Cantonnée auparavant à la sphère privée, l’homosexualité est entrée dans une logique éminemment subversive et est devenue depuis le début 70’s une affaire publique, débattue juridiquement, et dont les références culturelles se sont peu à peu multipliées. Cette popularité de la culture gay dans le milieu rap et hip hop, et cette imprégnation mutuelle de ces deux culturesunderground et marginales sont, certes, choses récentes, mais il semblait toutefois évident qu’un des derniers bastions machistes se retrouve également bercé par cette ambiance sociétale : celle de la libération des moeurs et de la chair, du souci du corps et des apparences chez les individus de tout sexe et de toute orientation sexuelle.

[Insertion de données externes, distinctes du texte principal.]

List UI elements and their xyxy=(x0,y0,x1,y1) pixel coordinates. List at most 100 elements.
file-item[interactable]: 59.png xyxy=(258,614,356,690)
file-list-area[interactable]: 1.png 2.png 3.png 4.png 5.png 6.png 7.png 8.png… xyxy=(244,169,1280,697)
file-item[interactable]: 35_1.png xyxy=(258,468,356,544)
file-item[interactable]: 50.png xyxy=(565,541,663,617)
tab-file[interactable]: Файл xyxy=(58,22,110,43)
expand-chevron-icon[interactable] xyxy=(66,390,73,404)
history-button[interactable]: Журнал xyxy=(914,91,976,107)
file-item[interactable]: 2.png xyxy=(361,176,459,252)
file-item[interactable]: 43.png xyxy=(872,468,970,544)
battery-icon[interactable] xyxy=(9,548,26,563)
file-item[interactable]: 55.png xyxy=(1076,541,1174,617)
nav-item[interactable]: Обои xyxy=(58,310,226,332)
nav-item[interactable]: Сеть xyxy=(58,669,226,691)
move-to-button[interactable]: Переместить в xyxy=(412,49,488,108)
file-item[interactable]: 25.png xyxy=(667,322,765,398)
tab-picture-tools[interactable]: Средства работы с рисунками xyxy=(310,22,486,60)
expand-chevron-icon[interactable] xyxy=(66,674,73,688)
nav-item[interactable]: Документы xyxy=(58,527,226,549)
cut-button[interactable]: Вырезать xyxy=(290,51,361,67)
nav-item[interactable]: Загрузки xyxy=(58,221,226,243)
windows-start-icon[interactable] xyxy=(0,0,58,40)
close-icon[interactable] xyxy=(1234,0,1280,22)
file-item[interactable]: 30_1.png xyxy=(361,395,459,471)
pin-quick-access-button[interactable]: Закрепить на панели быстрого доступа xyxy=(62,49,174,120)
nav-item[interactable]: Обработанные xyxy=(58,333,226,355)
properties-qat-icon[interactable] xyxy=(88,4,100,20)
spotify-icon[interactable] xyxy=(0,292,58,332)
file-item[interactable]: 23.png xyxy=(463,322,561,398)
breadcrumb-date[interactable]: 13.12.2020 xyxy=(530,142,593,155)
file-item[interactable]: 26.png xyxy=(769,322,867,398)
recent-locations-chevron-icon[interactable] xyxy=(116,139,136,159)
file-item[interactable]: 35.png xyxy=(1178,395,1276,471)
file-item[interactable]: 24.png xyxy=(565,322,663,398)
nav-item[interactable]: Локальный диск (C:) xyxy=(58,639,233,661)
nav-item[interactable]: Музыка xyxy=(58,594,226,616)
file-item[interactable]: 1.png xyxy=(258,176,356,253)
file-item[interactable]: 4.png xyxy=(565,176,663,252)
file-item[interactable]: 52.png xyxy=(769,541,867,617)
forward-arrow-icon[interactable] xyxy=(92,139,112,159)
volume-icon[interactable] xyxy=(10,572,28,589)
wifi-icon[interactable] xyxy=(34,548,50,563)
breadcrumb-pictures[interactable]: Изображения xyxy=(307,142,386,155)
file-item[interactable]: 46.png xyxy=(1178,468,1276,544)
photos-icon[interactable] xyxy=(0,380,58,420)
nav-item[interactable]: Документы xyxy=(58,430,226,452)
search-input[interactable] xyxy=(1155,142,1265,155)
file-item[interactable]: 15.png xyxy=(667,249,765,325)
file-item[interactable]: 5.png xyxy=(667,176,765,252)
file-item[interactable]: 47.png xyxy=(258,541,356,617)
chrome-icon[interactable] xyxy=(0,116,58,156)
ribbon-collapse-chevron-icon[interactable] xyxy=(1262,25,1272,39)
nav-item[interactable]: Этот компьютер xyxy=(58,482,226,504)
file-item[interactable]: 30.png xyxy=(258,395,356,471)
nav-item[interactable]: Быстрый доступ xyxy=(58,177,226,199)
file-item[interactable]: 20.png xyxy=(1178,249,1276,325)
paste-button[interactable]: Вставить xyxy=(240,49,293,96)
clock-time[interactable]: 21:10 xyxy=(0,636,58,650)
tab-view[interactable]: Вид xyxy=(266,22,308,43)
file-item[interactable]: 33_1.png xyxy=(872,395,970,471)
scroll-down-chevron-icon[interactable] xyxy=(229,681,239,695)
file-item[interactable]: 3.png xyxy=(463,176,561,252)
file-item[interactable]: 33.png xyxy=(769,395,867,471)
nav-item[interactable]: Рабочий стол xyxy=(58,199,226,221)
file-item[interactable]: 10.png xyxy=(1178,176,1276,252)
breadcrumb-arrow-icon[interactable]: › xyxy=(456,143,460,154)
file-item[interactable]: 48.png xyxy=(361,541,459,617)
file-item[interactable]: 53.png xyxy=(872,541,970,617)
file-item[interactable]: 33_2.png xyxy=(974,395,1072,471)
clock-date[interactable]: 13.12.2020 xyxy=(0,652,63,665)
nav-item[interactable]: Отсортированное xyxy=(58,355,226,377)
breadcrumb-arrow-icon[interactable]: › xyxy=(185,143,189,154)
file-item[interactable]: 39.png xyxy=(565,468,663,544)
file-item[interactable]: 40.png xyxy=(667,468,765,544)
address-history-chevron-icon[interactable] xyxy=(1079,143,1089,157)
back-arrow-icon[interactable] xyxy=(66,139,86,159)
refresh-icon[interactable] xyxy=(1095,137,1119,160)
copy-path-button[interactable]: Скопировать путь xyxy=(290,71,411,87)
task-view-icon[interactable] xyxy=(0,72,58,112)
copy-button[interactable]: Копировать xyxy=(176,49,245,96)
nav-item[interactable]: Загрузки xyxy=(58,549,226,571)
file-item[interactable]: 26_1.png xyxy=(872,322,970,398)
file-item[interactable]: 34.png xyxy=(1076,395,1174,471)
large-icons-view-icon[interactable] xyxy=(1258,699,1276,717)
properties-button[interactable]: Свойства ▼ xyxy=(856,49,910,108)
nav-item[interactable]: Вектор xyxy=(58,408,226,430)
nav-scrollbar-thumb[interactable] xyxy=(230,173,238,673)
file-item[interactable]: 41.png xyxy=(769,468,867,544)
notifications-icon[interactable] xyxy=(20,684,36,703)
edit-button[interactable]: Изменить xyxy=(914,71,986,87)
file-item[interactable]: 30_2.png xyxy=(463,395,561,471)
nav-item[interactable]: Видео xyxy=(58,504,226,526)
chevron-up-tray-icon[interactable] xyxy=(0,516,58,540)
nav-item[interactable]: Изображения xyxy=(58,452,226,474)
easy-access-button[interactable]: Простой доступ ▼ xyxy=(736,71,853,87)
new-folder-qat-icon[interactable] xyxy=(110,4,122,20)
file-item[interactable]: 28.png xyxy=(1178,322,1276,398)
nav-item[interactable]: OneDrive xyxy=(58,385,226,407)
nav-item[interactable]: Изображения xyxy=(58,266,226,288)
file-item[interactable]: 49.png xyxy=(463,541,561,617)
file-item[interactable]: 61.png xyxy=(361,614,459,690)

Si le rap, à ses débuts, était porteur d’un message revendicatif,original et contestataire, se retrouvant par là même stigmatisé, il est également devenu un instrument de la consécration de l’ordre établi, consolidé par cet intégration des « en-dehors », comme le constatait Bakounine. Empris désormais dans une logique éminemment commerciale et lucrative, de la même façon que l’a été la culture gay lors de sa démocratisation et de sa récupération par la mode et les médias, le rap semble se détourner de ses codes originels et intégrer un nouveau champ de possibles. Ainsi, loin d’être antinomiques comme l’on aurait pu le croire, rap et homosexualité partagent en fait de nombreux points communs en tant que formes de rébellions caractéristiques de notre socialité contemporaine.